On Loving God
Bernard, of Clairvaux, Saint (1090-1153)

What is love? In his text On Loving God, St. Bernard surveys the four types of love that Christians experience as they grow in their relationship with God: loving one's self, selfish love, loving God as God, and loving one's self in God. St. Bernard reminds us that not only did God give us life, but He gave us Himself. For indeed, "God deserves to be loved very much, yea, boundlessly, because He loved us first, He infinite and we nothing, loved us, miserable sinners, with a love so great and so free." St. Bernard reminds us that we are indebted to God for his love and His sacrifice. Not only should we love God because it is what He deserves, but also because loving God does not go without reward. Loving God is to our advantage. The Lord rewards those who love Him with the blessed state of the heavenly Fatherland, where sorrow and sadness cannot enter. St. Bernard's medieval prose is poetic and full of clever imagery. His work is as beautiful as it is knowledgeable.
 

DEDICATION

To the illustrious Lord Haimeric, Cardinal Deacon of the Roman Church, and Chancellor: Bernard, called Abbot of Clairvaux, wisheth long life in the Lord and death in the Lord.

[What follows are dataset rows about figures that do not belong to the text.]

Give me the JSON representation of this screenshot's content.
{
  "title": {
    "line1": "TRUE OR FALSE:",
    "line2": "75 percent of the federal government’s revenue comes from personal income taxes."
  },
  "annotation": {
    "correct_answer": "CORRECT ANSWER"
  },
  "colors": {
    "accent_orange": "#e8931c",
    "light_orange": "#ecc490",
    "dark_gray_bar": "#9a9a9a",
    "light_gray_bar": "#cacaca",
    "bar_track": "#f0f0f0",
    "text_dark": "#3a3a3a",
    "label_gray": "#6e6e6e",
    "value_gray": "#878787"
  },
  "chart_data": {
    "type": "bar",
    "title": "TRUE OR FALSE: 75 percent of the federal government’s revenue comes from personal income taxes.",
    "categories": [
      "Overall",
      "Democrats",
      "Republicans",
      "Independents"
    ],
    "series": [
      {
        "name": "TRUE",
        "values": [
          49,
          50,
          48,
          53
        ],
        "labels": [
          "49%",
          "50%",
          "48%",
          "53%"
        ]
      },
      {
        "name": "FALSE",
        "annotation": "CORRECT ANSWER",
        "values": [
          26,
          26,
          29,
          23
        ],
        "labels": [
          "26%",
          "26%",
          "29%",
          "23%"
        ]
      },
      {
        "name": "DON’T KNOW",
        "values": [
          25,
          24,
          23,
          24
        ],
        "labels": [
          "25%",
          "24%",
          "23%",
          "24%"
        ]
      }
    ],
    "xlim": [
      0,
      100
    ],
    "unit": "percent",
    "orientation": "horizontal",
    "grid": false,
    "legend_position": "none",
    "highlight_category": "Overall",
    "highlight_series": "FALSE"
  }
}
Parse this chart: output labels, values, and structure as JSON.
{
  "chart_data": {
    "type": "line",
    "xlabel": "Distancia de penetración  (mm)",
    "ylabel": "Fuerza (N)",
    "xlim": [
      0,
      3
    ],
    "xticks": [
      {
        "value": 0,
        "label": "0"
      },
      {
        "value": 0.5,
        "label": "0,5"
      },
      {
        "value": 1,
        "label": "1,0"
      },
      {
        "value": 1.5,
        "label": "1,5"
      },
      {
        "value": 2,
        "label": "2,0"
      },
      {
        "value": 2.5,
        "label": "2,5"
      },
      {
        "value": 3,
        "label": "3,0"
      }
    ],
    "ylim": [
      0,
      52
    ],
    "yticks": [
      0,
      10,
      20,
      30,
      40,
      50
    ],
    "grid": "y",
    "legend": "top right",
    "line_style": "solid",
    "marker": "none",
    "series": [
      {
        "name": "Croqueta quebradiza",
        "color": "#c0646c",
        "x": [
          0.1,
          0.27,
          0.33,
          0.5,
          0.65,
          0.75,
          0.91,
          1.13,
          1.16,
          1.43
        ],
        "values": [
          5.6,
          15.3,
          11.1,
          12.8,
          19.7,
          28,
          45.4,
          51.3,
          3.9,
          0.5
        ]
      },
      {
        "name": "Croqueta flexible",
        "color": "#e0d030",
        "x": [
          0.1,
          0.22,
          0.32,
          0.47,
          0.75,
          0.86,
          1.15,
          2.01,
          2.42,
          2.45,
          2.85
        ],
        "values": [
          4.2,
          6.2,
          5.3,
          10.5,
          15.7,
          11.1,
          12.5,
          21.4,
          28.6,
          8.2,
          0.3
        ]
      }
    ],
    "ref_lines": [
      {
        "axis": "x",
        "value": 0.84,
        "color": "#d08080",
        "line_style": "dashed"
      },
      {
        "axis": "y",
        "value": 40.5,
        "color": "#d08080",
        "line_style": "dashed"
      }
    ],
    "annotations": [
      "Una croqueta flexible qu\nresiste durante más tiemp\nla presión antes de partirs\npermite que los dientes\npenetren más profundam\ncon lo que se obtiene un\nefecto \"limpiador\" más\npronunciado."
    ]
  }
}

Hitherto you have been wont to seek prayers from me, not the solving of problems; although I count myself sufficient for neither. My profession shows that, if not my conversation; and to speak truth, I lack the diligence and the ability that are most essential. Yet I am glad that you turn again for spiritual counsel, instead of busying yourself about carnal matters: I only wish you had gone to some one better equipped than I am. Still, learned and simple give the same excuse and one can hardly tell whether it comes from modesty or from ignorance, unless obedience to the task assigned shall reveal. So, take from my poverty what I can give you, lest I should seem to play the philosopher, by reason of my silence. Only, I do not promise to answer other questions you may raise. This one, as to loving God, I will deal with as He shall teach me; for it is sweetest, it can be handled most safely, and it will be most profitable. Keep the others for wiser men.